Paradoxalement, cette troisième soirée dont plusieurs rendez-vous sont promis à faire grand bruit aujourd’hui encore, et demain si la mémoire ne nous fait pas défaut, s’est ouverte par un silence. Fichu silence ! En raison de difficultés de transports aériens (officiellement) depuis Londres, Crystal Murray n’a pas été en mesure de rejoindre Montpellier où elle devait ouvrir les réjouissances dominicales.
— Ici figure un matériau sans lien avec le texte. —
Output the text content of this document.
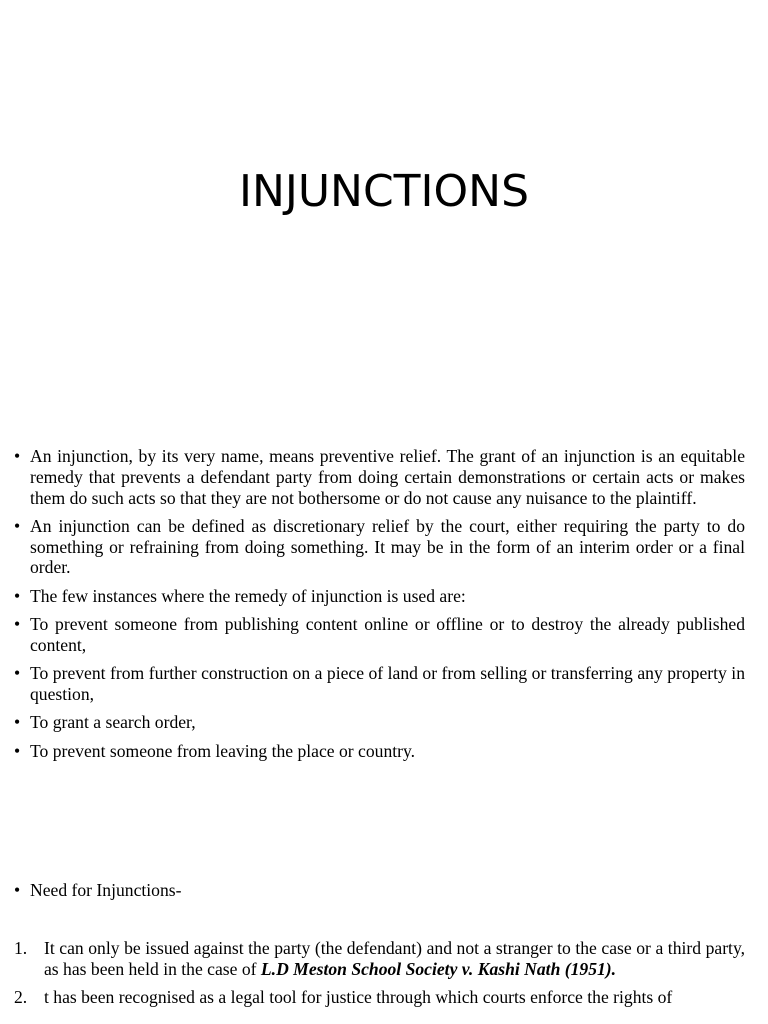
INJUNCTIONS
• An injunction, by its very name, means preventive relief. The grant of an injunction is an equitable remedy that prevents a defendant party from doing certain demonstrations or certain acts or makes them do such acts so that they are not bothersome or do not cause any nuisance to the plaintiff.
• An injunction can be defined as discretionary relief by the court, either requiring the party to do something or refraining from doing something. It may be in the form of an interim order or a final order.
• The few instances where the remedy of injunction is used are:
• To prevent someone from publishing content online or offline or to destroy the already published content,
• To prevent from further construction on a piece of land or from selling or transferring any property in question,
• To grant a search order,
• To prevent someone from leaving the place or country.
• Need for Injunctions-
1. It can only be issued against the party (the defendant) and not a stranger to the case or a third party, as has been held in the case of L.D Meston School Society v. Kashi Nath (1951).
2. t has been recognised as a legal tool for justice through which courts enforce the rights of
Si l’on reconnaît que la programmation de cette sublime créature de la nuit adepte d’un R & B expérimental et cintré avait quelque chose d’audacieux, son absence a eu, elle, plus que quelque chose de frustrant.
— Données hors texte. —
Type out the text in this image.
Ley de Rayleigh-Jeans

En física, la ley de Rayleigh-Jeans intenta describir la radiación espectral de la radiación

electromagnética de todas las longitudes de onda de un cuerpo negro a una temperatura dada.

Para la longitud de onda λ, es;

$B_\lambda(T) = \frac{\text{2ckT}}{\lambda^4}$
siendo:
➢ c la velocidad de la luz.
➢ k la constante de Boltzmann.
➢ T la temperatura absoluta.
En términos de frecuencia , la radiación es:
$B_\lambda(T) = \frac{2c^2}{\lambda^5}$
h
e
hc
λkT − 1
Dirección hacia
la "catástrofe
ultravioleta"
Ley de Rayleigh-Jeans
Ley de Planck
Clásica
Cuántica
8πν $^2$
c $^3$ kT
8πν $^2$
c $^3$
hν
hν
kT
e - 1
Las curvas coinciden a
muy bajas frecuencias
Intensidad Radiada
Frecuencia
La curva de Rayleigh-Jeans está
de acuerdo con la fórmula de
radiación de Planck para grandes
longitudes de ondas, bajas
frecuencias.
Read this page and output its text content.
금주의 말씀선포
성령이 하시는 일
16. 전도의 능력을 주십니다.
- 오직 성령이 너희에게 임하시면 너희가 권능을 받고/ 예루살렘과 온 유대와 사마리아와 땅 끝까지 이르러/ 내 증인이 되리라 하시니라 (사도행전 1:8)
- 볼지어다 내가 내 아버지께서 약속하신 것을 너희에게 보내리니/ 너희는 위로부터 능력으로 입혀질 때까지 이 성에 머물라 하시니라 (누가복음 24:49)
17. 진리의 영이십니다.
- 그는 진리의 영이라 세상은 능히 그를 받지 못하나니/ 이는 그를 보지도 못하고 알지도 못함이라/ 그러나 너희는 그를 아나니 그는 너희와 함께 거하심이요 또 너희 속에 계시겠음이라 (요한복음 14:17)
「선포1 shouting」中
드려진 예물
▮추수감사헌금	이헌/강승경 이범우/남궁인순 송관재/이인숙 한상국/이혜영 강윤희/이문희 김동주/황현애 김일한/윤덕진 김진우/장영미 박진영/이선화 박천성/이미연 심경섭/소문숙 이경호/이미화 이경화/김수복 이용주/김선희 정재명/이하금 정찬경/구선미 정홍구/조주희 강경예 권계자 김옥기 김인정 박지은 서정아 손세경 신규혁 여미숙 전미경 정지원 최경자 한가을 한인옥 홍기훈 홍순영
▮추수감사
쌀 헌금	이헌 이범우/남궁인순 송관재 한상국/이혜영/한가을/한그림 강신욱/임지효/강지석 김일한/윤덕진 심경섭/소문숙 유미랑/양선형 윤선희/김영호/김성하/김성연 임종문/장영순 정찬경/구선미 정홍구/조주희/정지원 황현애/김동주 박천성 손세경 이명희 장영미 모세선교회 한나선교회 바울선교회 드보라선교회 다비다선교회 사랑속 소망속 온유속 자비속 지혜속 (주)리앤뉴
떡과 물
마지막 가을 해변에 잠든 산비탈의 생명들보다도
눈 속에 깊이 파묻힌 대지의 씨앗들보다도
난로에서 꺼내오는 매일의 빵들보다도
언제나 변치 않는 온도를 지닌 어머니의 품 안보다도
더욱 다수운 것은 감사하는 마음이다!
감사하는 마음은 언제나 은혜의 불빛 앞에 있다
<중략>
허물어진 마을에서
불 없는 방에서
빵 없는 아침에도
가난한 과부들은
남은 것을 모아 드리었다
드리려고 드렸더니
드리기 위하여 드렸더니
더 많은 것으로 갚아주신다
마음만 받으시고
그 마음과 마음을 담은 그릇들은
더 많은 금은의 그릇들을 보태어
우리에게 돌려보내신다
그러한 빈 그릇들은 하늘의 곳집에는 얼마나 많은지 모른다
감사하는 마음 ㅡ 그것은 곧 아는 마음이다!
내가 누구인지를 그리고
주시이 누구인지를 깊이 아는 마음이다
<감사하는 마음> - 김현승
Pour poursuivre (et terminer) sur ce chapitre déceptif, il convient de mentionner cette autre complication (liée celle-là au redéploiement en catastrophe de l’affiche sur deux scènes, au lieu des trois initialement prévues) qui au final a vu Mango Mango, un des trois groupes sélectionnés, malheureusement disparaître du programme dominical. Du côté de Grabels, ça roumègue sévère. Comme le silence, la dissonance fait partie de la musique mais comme le silence, parfois, on aime moyen.
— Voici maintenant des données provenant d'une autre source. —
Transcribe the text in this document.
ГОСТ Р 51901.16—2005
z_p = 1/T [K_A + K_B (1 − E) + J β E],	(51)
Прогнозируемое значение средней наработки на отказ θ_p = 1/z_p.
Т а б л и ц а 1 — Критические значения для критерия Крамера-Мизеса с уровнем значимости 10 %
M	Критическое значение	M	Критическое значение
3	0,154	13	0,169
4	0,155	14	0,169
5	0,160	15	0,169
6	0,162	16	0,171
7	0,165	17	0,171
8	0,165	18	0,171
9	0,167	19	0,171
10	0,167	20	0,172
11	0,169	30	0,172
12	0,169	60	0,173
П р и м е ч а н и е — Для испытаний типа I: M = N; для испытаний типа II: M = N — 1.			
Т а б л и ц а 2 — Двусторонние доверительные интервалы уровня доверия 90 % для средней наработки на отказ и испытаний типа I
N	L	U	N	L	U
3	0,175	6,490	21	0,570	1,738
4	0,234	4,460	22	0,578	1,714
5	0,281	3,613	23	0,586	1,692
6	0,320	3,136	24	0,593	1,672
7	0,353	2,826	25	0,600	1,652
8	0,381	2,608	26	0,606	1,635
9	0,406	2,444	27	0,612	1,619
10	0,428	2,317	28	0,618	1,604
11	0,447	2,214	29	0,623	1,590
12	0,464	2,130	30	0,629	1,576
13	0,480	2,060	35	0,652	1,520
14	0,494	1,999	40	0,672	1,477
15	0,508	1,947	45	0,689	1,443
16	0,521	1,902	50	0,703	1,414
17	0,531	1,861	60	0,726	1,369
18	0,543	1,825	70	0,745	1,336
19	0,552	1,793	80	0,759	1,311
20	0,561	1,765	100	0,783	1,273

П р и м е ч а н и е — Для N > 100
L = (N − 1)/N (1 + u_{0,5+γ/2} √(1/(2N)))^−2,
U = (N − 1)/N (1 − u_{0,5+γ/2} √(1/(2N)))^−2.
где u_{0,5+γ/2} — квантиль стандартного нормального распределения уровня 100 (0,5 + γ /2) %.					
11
Le bonheur est au fond du garage

On aime par contre beaucoup Howlin’Jaws ! Nouvelle référence garage rock (avec des bouts de freakbeat, de protopunk, de power pop et de hard rock dedans), le trio parisien a donc lancé dimanche les festivités sur la grande scène. Djivan Abkarian (chant, basse), Lucas Humbert (guitare) et Baptiste Leon (batterie) se connaissent depuis l’école primaire et font cause (rock’n roll) commune depuis au moins le collège. Autrement dit, ces garçons s’entendent bien, et ça s’entend bien ! La voix de Djivan possède le moelleux un peu nasal de Paul McCartney, le druming de Baptiste la joie tapageuse de Keith Moon et le jeu de Lucas la versatilité virtuose de Jimmy Page mais le trio est ailleurs, à son affaire, son truc.

Version concert, ses pop songs délicieusement vintage gagnent en muscle et en héroïsme pour nous déboîter la mâchoire (de plaisir) façon proto hard rock anglais des late sixties, Yardbirds, Pretty Things, ce genre. Dès qu’il peut (et il peut souvent), Lucas prend le devant de la scène pour palucher sa somptueuse guitare Les Paul (nous semble-t-il, et pas tranquille) à la robe noire : puissants, épiques, saturés, dopés à la fuzz, ses solos sont des petits bonheurs à l’intérieur de ce bonheur. Bon, par contre, niveau nature, les gars, il va falloir bosser le dossier : notre ami guitariste présente la "guest star" posée sur son ampli comme une "raie manta" avant que son copain chanteur ne le corrige d’un "Euh, une mante religieuse, plutôt". Quelle rigolade mais surtout quel pied, ce concert !

Une parenthèse de sophistication

On continue dans la rétromania (relisez Simon Reynolds, c’est cool) avec un autre trio parisien sur la petite scène, le bien nommé Please. Guitare plexiglas, claviers vintage, batterie (et laptop non loin pour quelques nappes et programmations), le trio affiche une certaine simplicité instrumentale que dément la sophistication de ses chansons ; ou devrait-on écrire au risque de réveiller nos amis trolls orthomaniaques, "softification". Aristide, Louis et Dylan proposent en effet un pur soft rock de la fin des années 70 à la sauce californienne, tel que le pratiquaient Oates and Hall, Chicago, Christopher Cross et autres Steely Dan.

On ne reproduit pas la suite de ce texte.